You and your spouse have just made the tough decision to get a divorce. There is no doubt that this has been a difficult decision to make and many questions are probably on the forefront of your mind. How long does the process take? What are the laws associated with divorce? These are just some of the common questions that you may have. Here are some laws specific to Utah that may affect you during your divorce process.
Before filing for a divorce in Utah, you or your spouse must reside in a single county for a minimum of three months. If child custody is part of the divorce, the child must reside with at least one of the parents in Utah for a minimum of six months. Note that there are some exceptions to this law if petitioned to the court.
Utah law requires that a couple wait 30 days between the date the divorce petition is filed and the date the divorce decree is signed. A party can ask for the 30-day waiting period to be waived in extraordinary circumstances.
Divorce Records are Kept Private
In the state of Utah, most court records are available to the public. In April of 2012, Utah passed a law stating that divorce records are only available to the two parties involved and their legal councils. Orders and decrees that are made during the process are available to the public, but all other divorce records are held private.

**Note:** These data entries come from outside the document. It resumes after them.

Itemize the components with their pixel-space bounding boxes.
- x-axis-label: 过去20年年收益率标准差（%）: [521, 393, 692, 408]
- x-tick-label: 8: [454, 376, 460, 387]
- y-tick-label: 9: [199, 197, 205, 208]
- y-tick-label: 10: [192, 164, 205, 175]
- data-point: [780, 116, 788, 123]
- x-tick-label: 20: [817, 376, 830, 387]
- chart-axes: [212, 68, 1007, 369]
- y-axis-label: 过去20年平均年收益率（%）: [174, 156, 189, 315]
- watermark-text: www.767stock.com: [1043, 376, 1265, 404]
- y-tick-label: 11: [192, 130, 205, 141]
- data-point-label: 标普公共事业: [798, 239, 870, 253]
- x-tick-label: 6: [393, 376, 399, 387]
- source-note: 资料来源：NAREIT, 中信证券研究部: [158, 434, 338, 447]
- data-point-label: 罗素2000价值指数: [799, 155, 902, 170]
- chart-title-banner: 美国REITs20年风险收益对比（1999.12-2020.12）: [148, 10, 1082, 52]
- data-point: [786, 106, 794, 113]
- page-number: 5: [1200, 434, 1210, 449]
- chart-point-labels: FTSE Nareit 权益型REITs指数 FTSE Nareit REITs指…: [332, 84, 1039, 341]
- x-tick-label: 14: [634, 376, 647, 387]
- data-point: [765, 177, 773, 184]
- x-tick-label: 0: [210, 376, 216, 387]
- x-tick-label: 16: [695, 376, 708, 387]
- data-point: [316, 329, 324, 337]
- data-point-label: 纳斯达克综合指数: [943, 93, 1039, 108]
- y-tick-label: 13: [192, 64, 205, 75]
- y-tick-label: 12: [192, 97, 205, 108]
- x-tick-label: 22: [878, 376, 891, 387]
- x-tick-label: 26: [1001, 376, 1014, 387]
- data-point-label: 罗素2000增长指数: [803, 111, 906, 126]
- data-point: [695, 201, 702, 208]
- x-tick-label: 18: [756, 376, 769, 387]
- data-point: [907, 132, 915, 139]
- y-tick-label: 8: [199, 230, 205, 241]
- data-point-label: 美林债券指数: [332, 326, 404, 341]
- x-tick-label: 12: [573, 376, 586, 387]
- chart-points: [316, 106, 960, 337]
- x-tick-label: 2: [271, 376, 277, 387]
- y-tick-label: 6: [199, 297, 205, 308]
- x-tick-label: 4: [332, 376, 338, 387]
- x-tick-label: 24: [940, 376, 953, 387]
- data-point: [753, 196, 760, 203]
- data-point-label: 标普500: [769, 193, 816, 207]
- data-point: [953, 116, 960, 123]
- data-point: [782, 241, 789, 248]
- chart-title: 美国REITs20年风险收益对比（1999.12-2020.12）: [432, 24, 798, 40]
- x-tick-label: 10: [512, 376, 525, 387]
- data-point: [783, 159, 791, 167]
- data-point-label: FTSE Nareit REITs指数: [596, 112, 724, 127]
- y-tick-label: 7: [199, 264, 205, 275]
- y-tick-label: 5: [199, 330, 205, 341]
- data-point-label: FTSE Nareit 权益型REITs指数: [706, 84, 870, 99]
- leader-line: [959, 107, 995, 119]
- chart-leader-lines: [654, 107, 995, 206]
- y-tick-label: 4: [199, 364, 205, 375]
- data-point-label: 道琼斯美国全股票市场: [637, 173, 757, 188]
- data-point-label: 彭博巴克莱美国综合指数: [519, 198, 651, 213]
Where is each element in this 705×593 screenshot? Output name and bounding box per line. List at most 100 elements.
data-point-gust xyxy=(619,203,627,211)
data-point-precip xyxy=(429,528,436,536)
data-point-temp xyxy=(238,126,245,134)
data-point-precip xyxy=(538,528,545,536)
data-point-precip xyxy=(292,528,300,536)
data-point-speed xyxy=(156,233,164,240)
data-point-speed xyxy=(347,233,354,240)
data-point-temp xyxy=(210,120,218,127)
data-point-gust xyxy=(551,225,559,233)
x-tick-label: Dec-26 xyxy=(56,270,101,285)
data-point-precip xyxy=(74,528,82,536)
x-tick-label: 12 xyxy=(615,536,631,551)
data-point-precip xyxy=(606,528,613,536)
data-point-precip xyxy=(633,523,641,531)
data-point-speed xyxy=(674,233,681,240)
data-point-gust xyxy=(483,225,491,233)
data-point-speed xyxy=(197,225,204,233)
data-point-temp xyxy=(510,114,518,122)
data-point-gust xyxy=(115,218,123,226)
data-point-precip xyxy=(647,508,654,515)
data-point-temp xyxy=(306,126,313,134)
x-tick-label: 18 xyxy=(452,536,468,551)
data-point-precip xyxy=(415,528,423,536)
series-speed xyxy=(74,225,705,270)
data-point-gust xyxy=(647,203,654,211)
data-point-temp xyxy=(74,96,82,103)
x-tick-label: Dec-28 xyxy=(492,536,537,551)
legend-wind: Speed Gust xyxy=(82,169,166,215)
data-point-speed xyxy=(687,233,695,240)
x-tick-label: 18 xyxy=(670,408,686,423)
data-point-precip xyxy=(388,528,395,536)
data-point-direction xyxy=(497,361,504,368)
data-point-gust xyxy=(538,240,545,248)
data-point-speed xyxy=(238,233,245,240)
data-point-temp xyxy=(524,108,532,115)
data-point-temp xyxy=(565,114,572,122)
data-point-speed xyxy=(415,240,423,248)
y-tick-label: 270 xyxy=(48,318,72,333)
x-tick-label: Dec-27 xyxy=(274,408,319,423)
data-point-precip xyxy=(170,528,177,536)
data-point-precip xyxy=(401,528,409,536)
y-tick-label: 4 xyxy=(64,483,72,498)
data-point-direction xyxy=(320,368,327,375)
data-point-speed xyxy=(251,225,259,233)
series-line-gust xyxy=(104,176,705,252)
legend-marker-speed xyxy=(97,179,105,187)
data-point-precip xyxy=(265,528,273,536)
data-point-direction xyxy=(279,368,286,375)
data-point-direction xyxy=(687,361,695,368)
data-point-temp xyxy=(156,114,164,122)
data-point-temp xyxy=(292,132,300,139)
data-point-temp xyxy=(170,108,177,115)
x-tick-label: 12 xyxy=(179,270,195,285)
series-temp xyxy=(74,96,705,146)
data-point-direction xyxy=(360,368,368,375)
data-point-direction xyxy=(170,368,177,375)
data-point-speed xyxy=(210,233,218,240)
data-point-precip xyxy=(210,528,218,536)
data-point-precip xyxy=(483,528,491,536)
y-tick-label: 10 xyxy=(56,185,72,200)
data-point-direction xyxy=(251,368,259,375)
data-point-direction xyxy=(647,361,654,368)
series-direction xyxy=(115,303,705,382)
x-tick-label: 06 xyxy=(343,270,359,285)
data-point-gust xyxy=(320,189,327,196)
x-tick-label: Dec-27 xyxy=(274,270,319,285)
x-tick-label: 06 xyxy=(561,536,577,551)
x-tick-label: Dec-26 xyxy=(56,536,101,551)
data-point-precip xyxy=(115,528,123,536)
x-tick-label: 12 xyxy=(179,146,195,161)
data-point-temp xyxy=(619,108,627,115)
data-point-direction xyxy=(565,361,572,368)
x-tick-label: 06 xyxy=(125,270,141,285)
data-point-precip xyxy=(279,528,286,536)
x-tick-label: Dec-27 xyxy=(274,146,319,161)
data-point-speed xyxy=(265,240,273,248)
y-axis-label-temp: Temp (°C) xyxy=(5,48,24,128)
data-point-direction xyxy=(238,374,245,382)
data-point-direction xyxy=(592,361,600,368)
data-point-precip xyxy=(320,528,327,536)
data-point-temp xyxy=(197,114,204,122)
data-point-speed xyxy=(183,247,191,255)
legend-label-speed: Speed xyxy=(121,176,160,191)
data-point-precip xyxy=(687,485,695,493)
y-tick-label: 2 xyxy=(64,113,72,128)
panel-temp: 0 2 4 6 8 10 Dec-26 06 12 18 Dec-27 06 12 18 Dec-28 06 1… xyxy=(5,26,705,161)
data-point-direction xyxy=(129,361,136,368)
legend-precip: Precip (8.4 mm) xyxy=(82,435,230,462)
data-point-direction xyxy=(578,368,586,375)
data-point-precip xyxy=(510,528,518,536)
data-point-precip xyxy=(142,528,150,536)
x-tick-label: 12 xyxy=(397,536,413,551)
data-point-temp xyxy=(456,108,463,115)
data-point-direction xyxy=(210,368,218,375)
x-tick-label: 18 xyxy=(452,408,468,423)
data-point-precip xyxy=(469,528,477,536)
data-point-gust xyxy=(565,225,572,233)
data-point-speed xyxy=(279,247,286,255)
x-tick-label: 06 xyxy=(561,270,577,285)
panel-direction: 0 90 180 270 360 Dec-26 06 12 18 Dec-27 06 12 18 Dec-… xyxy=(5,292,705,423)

Typically, when the divorce petition has been filed, both parties must attend at least one mediation course to resolve any issues before the divorce can move forward. Each party may ask to have this requirement waived, but they must show a reasonable cause in order to do so. Safety concerns or the inability to express oneself are examples of reasonable causes to have the course waived. All requests are sent through the Alternative Dispute Resolution Office.
Divorce Education Classes
If your children are minors, divorce education classes are required. Approved online or in-person courses may be used. The divorce orientation course costs $30 per person and the education course is $35 per person. Fee waivers are available upon prequalification. The petitioner has 60 days to take the orientation class before the divorce petition has been filed. The respondent has 30 days to take the orientation class after being served. Utah also offers a free divorce education course for children between the ages of 9-12. This course is not mandatory.
If you have legally changed your name while married, you may have it restored to what it was prior to the marriage. A statement in the divorce petition and decree needs to indicate that the spouse is restoring their previous name. The full legal name needs to be included.
Whether you are just thinking about getting a divorce or are in the thick of the process, Utah laws about divorce are crucial to understand. Knowing your rights and responsibilities can make the divorce process much easier for everyone involved.